Any visitor to PandemicCosts.com interested in an alternative VSL value merely has to proportionally rescale my mortality-cost estimates.
Q9. What are your methods?
A9. Cumulative mortality costs are the product of VSL and cumulative deaths as reported by Johns Hopkins. Economic costs are essentially $20 billion per day, which is a result detailed in my paper. Here I use less than $20 billion in the early days and somewhat more than $20 billion recently, due to the fact that the economic depression got worse over time to a degree that I measure with household labor force surveys, initial UI claims, and Google Trends. My estimates are adjusted for the weekly and seasonal cycle (failing to adjust for the weekly cycle would show less cost on weekends and more cost on weekdays; my paper discusses this further). Regarding measuring employment and hours between monthly surveys, see this blog post. Note that, unlike the headline BLS reports, I do not consider people employed but absent from work for "other reasons" to be employed. I do not consider the excess number of people employed but home sick to be employed either. As of mid April, 7.5 million and 1.1. million people, respectively, were in these categories.

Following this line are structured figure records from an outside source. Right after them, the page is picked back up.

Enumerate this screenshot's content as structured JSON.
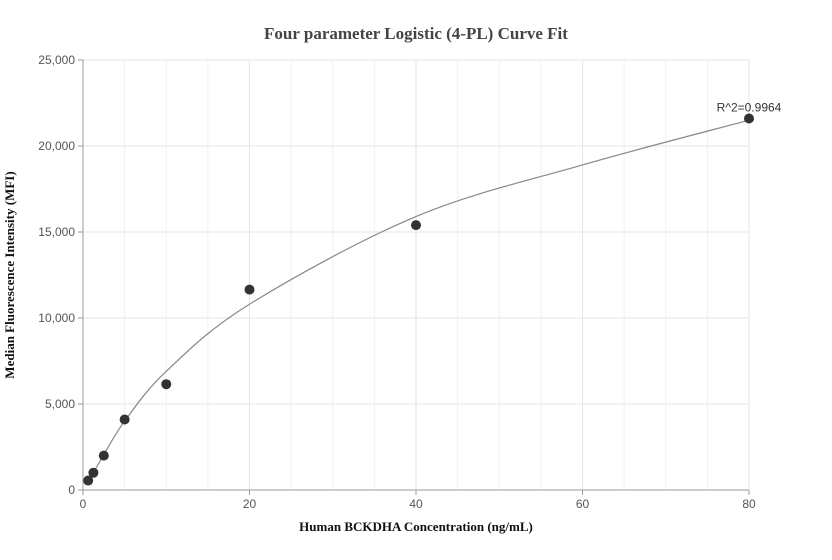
{
  "chart_data": {
    "type": "scatter",
    "title": "Four parameter Logistic (4-PL) Curve Fit",
    "xlabel": "Human BCKDHA Concentration (ng/mL)",
    "ylabel": "Median Fluorescence Intensity (MFI)",
    "xlim": [
      0,
      80
    ],
    "ylim": [
      0,
      25000
    ],
    "xticks": [
      0,
      20,
      40,
      60,
      80
    ],
    "yticks": [
      0,
      5000,
      10000,
      15000,
      20000,
      25000
    ],
    "xtick_labels": [
      "0",
      "20",
      "40",
      "60",
      "80"
    ],
    "ytick_labels": [
      "0",
      "5,000",
      "10,000",
      "15,000",
      "20,000",
      "25,000"
    ],
    "grid": true,
    "points": {
      "x": [
        0.625,
        1.25,
        2.5,
        5,
        10,
        20,
        40,
        80
      ],
      "y": [
        550,
        1000,
        2000,
        4100,
        6150,
        11650,
        15400,
        21600
      ]
    },
    "fit_curve": {
      "x": [
        0.625,
        1.25,
        2.5,
        5,
        10,
        20,
        40,
        60,
        80
      ],
      "y": [
        500,
        1000,
        2050,
        4000,
        6900,
        10800,
        15900,
        18900,
        21500
      ]
    },
    "annotation": "R^2=0.9964",
    "colors": {
      "points": "#333333",
      "curve": "#888888",
      "grid": "#e6e6e6",
      "axis": "#999999"
    }
  }
}
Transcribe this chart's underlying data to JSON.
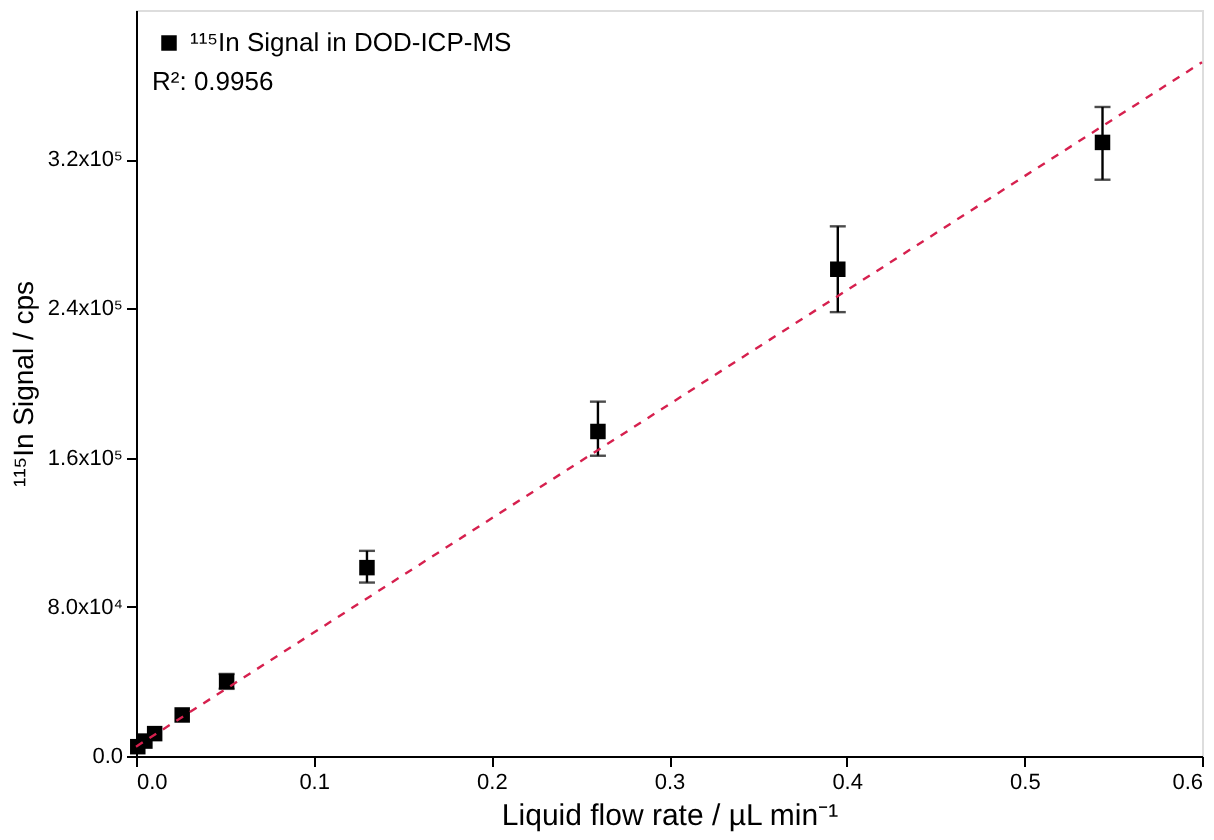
{
  "chart_data": {
    "type": "scatter",
    "xlabel": "Liquid flow rate / µL min⁻¹",
    "ylabel": "¹¹⁵In Signal / cps",
    "xlim": [
      0,
      0.6
    ],
    "xticks": [
      {
        "value": 0,
        "label": "0.0"
      },
      0.1,
      0.2,
      0.3,
      0.4,
      0.5,
      0.6
    ],
    "ylim": [
      0,
      400000
    ],
    "yticks": [
      {
        "value": 0,
        "label": "0.0"
      },
      {
        "value": 80000,
        "label": "8.0x10⁴"
      },
      {
        "value": 160000,
        "label": "1.6x10⁵"
      },
      {
        "value": 240000,
        "label": "2.4x10⁵"
      },
      {
        "value": 320000,
        "label": "3.2x10⁵"
      }
    ],
    "series": [
      {
        "name": "¹¹⁵In Signal in DOD-ICP-MS",
        "type": "scatter",
        "color": "#000000",
        "marker": "square",
        "x": [
          0.001,
          0.005,
          0.0105,
          0.026,
          0.051,
          0.13,
          0.26,
          0.395,
          0.544
        ],
        "values": [
          5000,
          8000,
          12000,
          22000,
          40000,
          101000,
          174000,
          261000,
          329000
        ],
        "errors": [
          null,
          null,
          null,
          null,
          [
            36000,
            44000
          ],
          [
            93000,
            110000
          ],
          [
            161000,
            190000
          ],
          [
            238000,
            284000
          ],
          [
            309000,
            348000
          ]
        ]
      },
      {
        "type": "line",
        "color": "#d6204e",
        "line_style": "dashed",
        "marker": "none",
        "x": [
          0,
          0.6
        ],
        "values": [
          5000,
          372000
        ]
      }
    ],
    "annotations": [
      "R²: 0.9956"
    ],
    "legend": "top left",
    "grid": false
  }
}
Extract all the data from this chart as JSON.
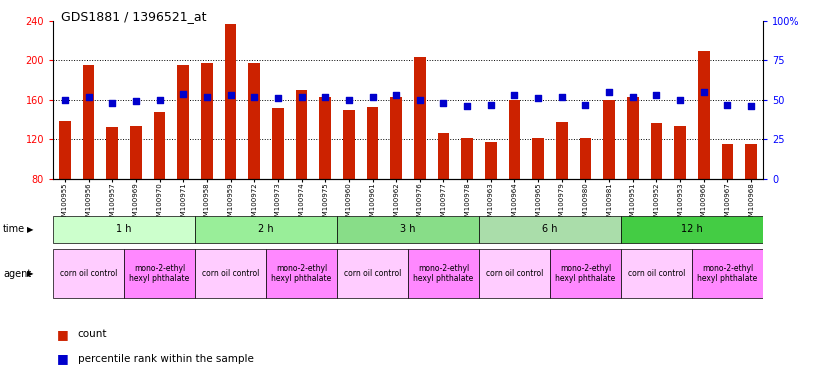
{
  "title": "GDS1881 / 1396521_at",
  "samples": [
    "GSM100955",
    "GSM100956",
    "GSM100957",
    "GSM100969",
    "GSM100970",
    "GSM100971",
    "GSM100958",
    "GSM100959",
    "GSM100972",
    "GSM100973",
    "GSM100974",
    "GSM100975",
    "GSM100960",
    "GSM100961",
    "GSM100962",
    "GSM100976",
    "GSM100977",
    "GSM100978",
    "GSM100963",
    "GSM100964",
    "GSM100965",
    "GSM100979",
    "GSM100980",
    "GSM100981",
    "GSM100951",
    "GSM100952",
    "GSM100953",
    "GSM100966",
    "GSM100967",
    "GSM100968"
  ],
  "counts": [
    138,
    195,
    132,
    133,
    148,
    195,
    197,
    237,
    197,
    152,
    170,
    163,
    150,
    153,
    163,
    204,
    126,
    121,
    117,
    160,
    121,
    137,
    121,
    160,
    163,
    136,
    133,
    210,
    115,
    115
  ],
  "percentiles": [
    50,
    52,
    48,
    49,
    50,
    54,
    52,
    53,
    52,
    51,
    52,
    52,
    50,
    52,
    53,
    50,
    48,
    46,
    47,
    53,
    51,
    52,
    47,
    55,
    52,
    53,
    50,
    55,
    47,
    46
  ],
  "time_groups": [
    {
      "label": "1 h",
      "start": 0,
      "end": 6,
      "color": "#ccffcc"
    },
    {
      "label": "2 h",
      "start": 6,
      "end": 12,
      "color": "#99ee99"
    },
    {
      "label": "3 h",
      "start": 12,
      "end": 18,
      "color": "#88dd88"
    },
    {
      "label": "6 h",
      "start": 18,
      "end": 24,
      "color": "#aaddaa"
    },
    {
      "label": "12 h",
      "start": 24,
      "end": 30,
      "color": "#44cc44"
    }
  ],
  "agent_groups": [
    {
      "label": "corn oil control",
      "start": 0,
      "end": 3,
      "color": "#ffccff"
    },
    {
      "label": "mono-2-ethyl\nhexyl phthalate",
      "start": 3,
      "end": 6,
      "color": "#ff88ff"
    },
    {
      "label": "corn oil control",
      "start": 6,
      "end": 9,
      "color": "#ffccff"
    },
    {
      "label": "mono-2-ethyl\nhexyl phthalate",
      "start": 9,
      "end": 12,
      "color": "#ff88ff"
    },
    {
      "label": "corn oil control",
      "start": 12,
      "end": 15,
      "color": "#ffccff"
    },
    {
      "label": "mono-2-ethyl\nhexyl phthalate",
      "start": 15,
      "end": 18,
      "color": "#ff88ff"
    },
    {
      "label": "corn oil control",
      "start": 18,
      "end": 21,
      "color": "#ffccff"
    },
    {
      "label": "mono-2-ethyl\nhexyl phthalate",
      "start": 21,
      "end": 24,
      "color": "#ff88ff"
    },
    {
      "label": "corn oil control",
      "start": 24,
      "end": 27,
      "color": "#ffccff"
    },
    {
      "label": "mono-2-ethyl\nhexyl phthalate",
      "start": 27,
      "end": 30,
      "color": "#ff88ff"
    }
  ],
  "bar_color": "#cc2200",
  "dot_color": "#0000cc",
  "ylim_left": [
    80,
    240
  ],
  "ylim_right": [
    0,
    100
  ],
  "yticks_left": [
    80,
    120,
    160,
    200,
    240
  ],
  "yticks_right": [
    0,
    25,
    50,
    75,
    100
  ],
  "bg_color": "#ffffff"
}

Q10. What epidemiology models do you use?
A10. None. Epidemiology models may help to forecast the future or to consider hypothetical disease policies, but neither of those are done at PandemicCosts.com. I only estimate costs that have already been incurred, rather than costs that will be incurred.
Q11. Do you use employment or hours worked for GDP?
A11. Hours worked. This follows my longstanding practice of putting most of my attention to hours worked rather than labor force status. The latter has too many gray areas (does a person getting paid for a while to stay at home and do no work count as employed?) that change artifically as subsidies emerge for one status category but not another.
Q12. Is the cure worse than the disease?
A12. Because a large majority of the pandemic’s costs are not health costs, this is a reasonable (albeit, strangely, politically incorrect) question to ask. But the ratio of the two costs featured at PandemicCosts.com is not enough by itself to answer the question.